А мне парнишка по-настоящему уже начинал нравиться. В общем, Марта сварганила этих цыплят на заднем дворе, все приготовила... 19 разных блюд из курицы, у нас эти цыплята только из задницы не лезли. Парню оставалось только все остальное приготовить, типа бургеров там, стейков, ну и всего остального. С цыплятами мы развязались. И ей-богу, здоровские выходные у нас получились. Вечер в пятницу, суббота, воскресенье. Парнишка работал хорошо, приятный, к тому же.

Обходительный такой. Шуточки смешные отпускал. Звал меня Полковником Сандерсом, а я его звал сынком. Полковник Сандерс и Сын – во как. Когда в субботу вечером закрылись, уработались мы, как черти, но были довольны. Цыплят всех размели, к чертовой матери, до кусочка. Яблоку упасть негде было, люди ждали своей очереди за столик сесть, никогда раньше такого не видел. Я дверь запер, достал квинту хорошего виски, сели мы, усталые, но счастливые, пропустили по маленькой.

Парнишка вымыл все тарелки, пол подмел. Говорит: "Ладно, Полковник Сандерс, завтра во сколько приходить?" Улыбается. Я говорю: в полседьмого утра, он свою кепку забирает и уходит. "Чертовски приятный мальчуган, Марта," говорю я, подхожу к кассе выручку подсчитать. А касса – ПУСТАЯ! Правильно, я так и сказал: "Касса – ПУСТАЯ!" И ящик сигарный, с выручкой за два предыдущих дня – его он тоже нашел. Такой аккуратненький мальчик... Не понимаю... Я ж сказал ему:

хоть всю жизнь работай, так ему и сказал. 20 цыплят... Уж Марта знает, как их готовить... А мальчонка этот, срань куриная, сбежал со всеми этими деньгами проклятущими, мальчонка этот...

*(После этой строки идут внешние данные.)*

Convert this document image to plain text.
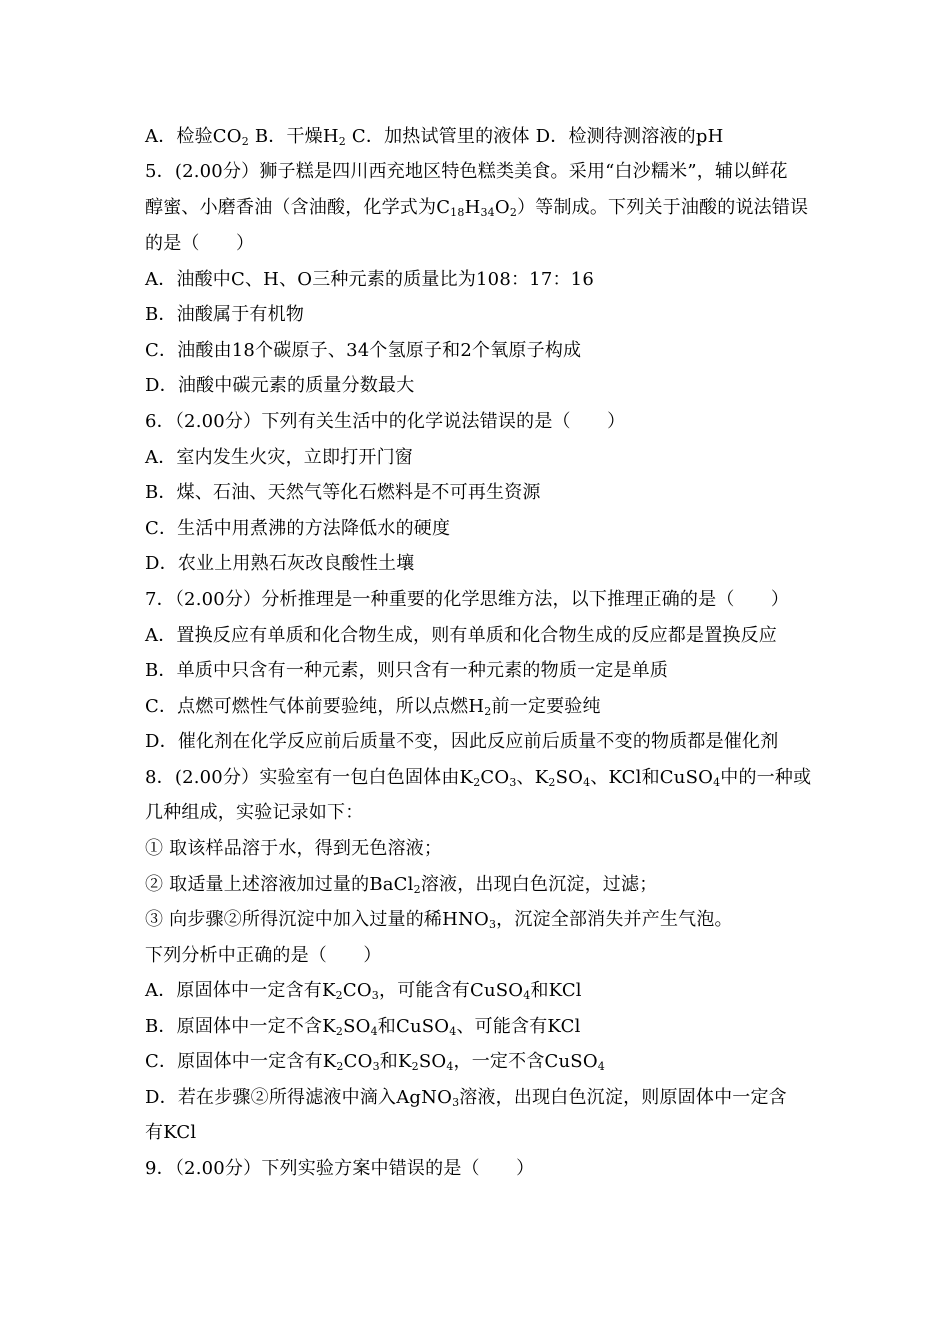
A．检验$CO_2$ B．干燥$H_2$ C．加热试管里的液体 D．检测待测溶液的pH
5．(2.00分）狮子糕是四川西充地区特色糕类美食。采用“白沙糯米”，辅以鲜花
醇蜜、小磨香油（含油酸，化学式为$C_{18}H_{34}O_2$）等制成。下列关于油酸的说法错误
的是（　　）
A．油酸中C、H、O三种元素的质量比为108：17：16
B．油酸属于有机物
C．油酸由18个碳原子、34个氢原子和2个氧原子构成
D．油酸中碳元素的质量分数最大
6．（2.00分）下列有关生活中的化学说法错误的是（　　）
A．室内发生火灾，立即打开门窗
B．煤、石油、天然气等化石燃料是不可再生资源
C．生活中用煮沸的方法降低水的硬度
D．农业上用熟石灰改良酸性土壤
7．（2.00分）分析推理是一种重要的化学思维方法，以下推理正确的是（　　）
A．置换反应有单质和化合物生成，则有单质和化合物生成的反应都是置换反应
B．单质中只含有一种元素，则只含有一种元素的物质一定是单质
C．点燃可燃性气体前要验纯，所以点燃$H_2$前一定要验纯
D．催化剂在化学反应前后质量不变，因此反应前后质量不变的物质都是催化剂
8．(2.00分）实验室有一包白色固体由$K_2CO_3$、$K_2SO_4$、KCl和CuSO$_4$中的一种或
几种组成，实验记录如下：
① 取该样品溶于水，得到无色溶液；
② 取适量上述溶液加过量的BaCl$_2$溶液，出现白色沉淀，过滤；
③ 向步骤②所得沉淀中加入过量的稀$HNO_3$，沉淀全部消失并产生气泡。
下列分析中正确的是（　　）
A．原固体中一定含有$K_2CO_3$，可能含有CuSO$_4$和KCl
B．原固体中一定不含$K_2SO_4$和CuSO$_4$、可能含有KCl
C．原固体中一定含有$K_2CO_3$和$K_2SO_4$，一定不含CuSO$_4$
D．若在步骤②所得滤液中滴入AgNO$_3$溶液，出现白色沉淀，则原固体中一定含
有KCl
9．（2.00分）下列实验方案中错误的是（　　）
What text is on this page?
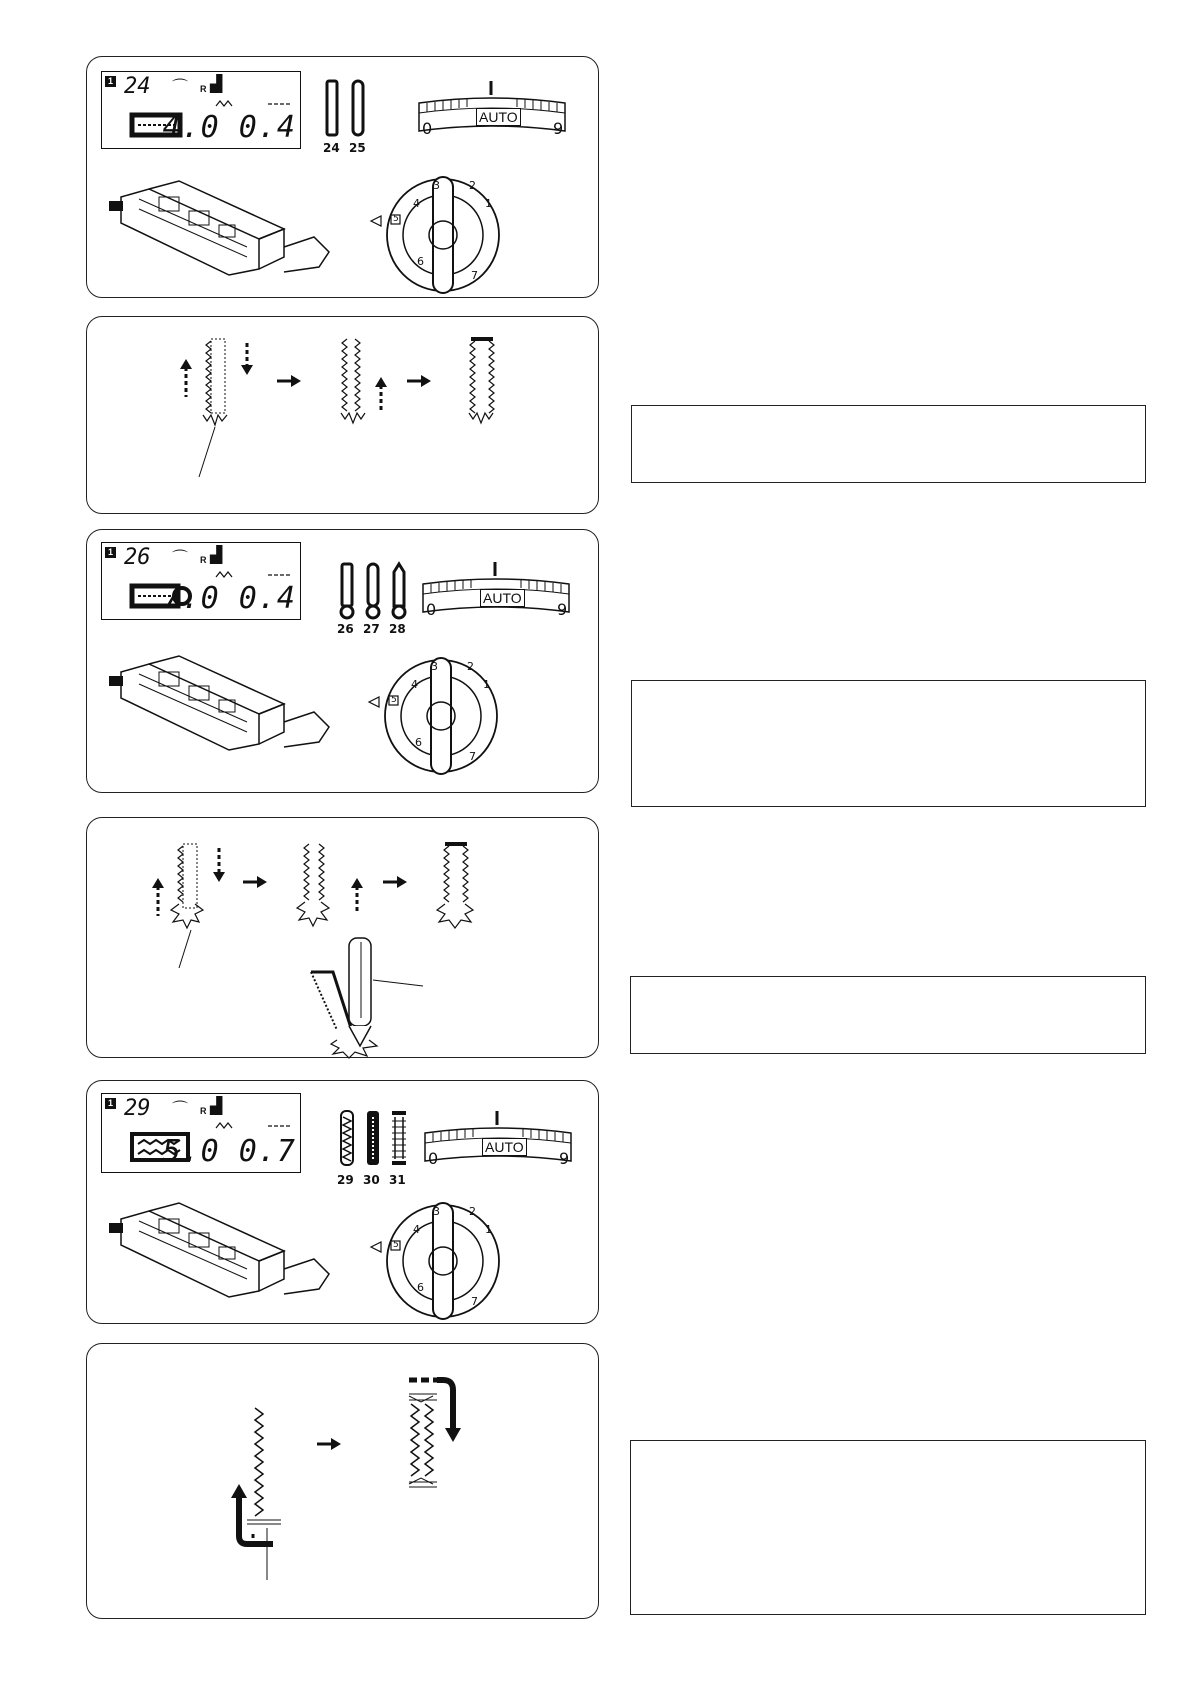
1 24 ⌒ R ▟
4.0 0.4
24 25
AUTO
0	9
3	2
1
4
5
6
7
1 26 ⌒ R ▟
7.0 0.4
26 27 28
AUTO
0	9
3	2
1
4
5
6
7
1 29 ⌒ R ▟
5.0 0.7
29 30 31
AUTO
0	9
3	2
1
4
5
6
7
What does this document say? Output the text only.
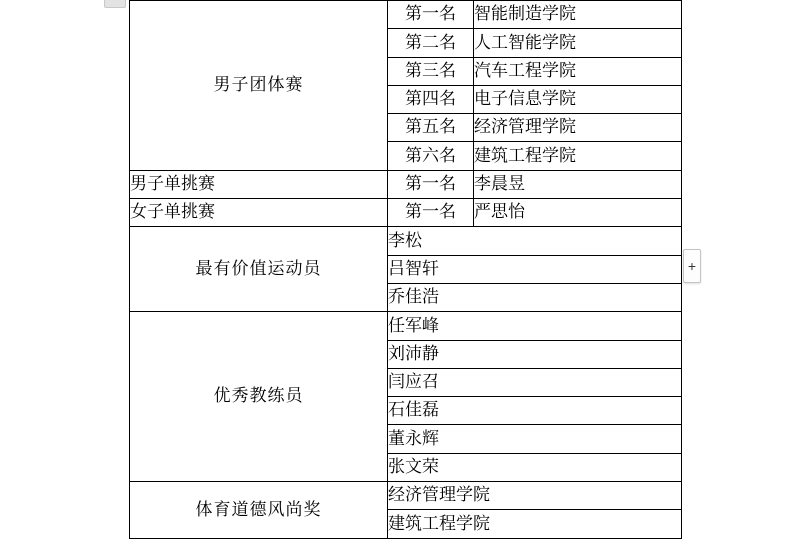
男子团体赛	第一名	智能制造学院
	第二名	人工智能学院
	第三名	汽车工程学院
	第四名	电子信息学院
	第五名	经济管理学院
	第六名	建筑工程学院
男子单挑赛	第一名	李晨昱
女子单挑赛	第一名	严思怡
最有价值运动员	李松	
	吕智轩	
	乔佳浩	
优秀教练员	任军峰	
	刘沛静	
	闫应召	
	石佳磊	
	董永辉	
	张文荣	
体育道德风尚奖	经济管理学院	
	建筑工程学院	
+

Потом он заорал. Я слышал, как орет огромное число людей, но ни разу не слышал, чтобы орали так. Он поднимался, натягивая ремни, и орал. Ремни чуть не лопались.

Вся кровать дребезжала, рев его рикошетом от стен обрушивался на нас. Мужик был в тотальной агонии. Причем, орал не по чуть-чуть. Рев был долгим, он все длился и длился. Потом прекратился. Мы – 8 или десять американцев мужского пола – вытянулись на своих кроватях, наслаждаясь тишиной.

Потом он заговорил снова:

– Такой славный мальчуган был, мне он понравился. Говорю ему: работай у нас хоть всю жизнь. Он еще шуточки отпускал, приятный такой, обходительный. Я пошел и купил 20 этих цыплят. 20 цыплят. За хорошие выходные можно 200 огрести. А у нас 20 цыплят было. Парнишка меня Полковником Сандерсом звал...

Я перегнулся за край кровати и срыгнул глоток крови...

На следующий день объявилась медсестра, выцепила меня и помогла перебраться на каталку. Я по-прежнему блевал кровью и был довольно слаб. Она вкатила меня в лифт.

Техник встал за свою машину. В живот мне ткнули каким-то острием и сказали стоять. Я чувствовал сильную слабость.

– Я слишком слабый, я не могу встать, – ответил я.

– Стойте и всё, – сказал техник.

– Мне кажется, я не могу, – сказал я.

– Стойте спокойно.

Я ощутил, как начинаю медленно заваливаться назад.

– Я падаю, – сказал я.

– Не падайте, – сказал он.

– Стойте тихо, – сказала сестра.

Я завалился назад. Как резиновый. Когда я ударился об пол, то ничего не почувствовал. Я ощущал только легкость. Возможно, я и был нетяжелым.

– Ох, черт побери! – сказал техник.

Сестра помогла мне подняться и прислонила к машине, острие по-прежнему упиралось мне в живот.

– Я не могу стоять, – сказал я. – Я, наверное, умираю. Я не могу встать. Мне очень жаль, но встать я не могу.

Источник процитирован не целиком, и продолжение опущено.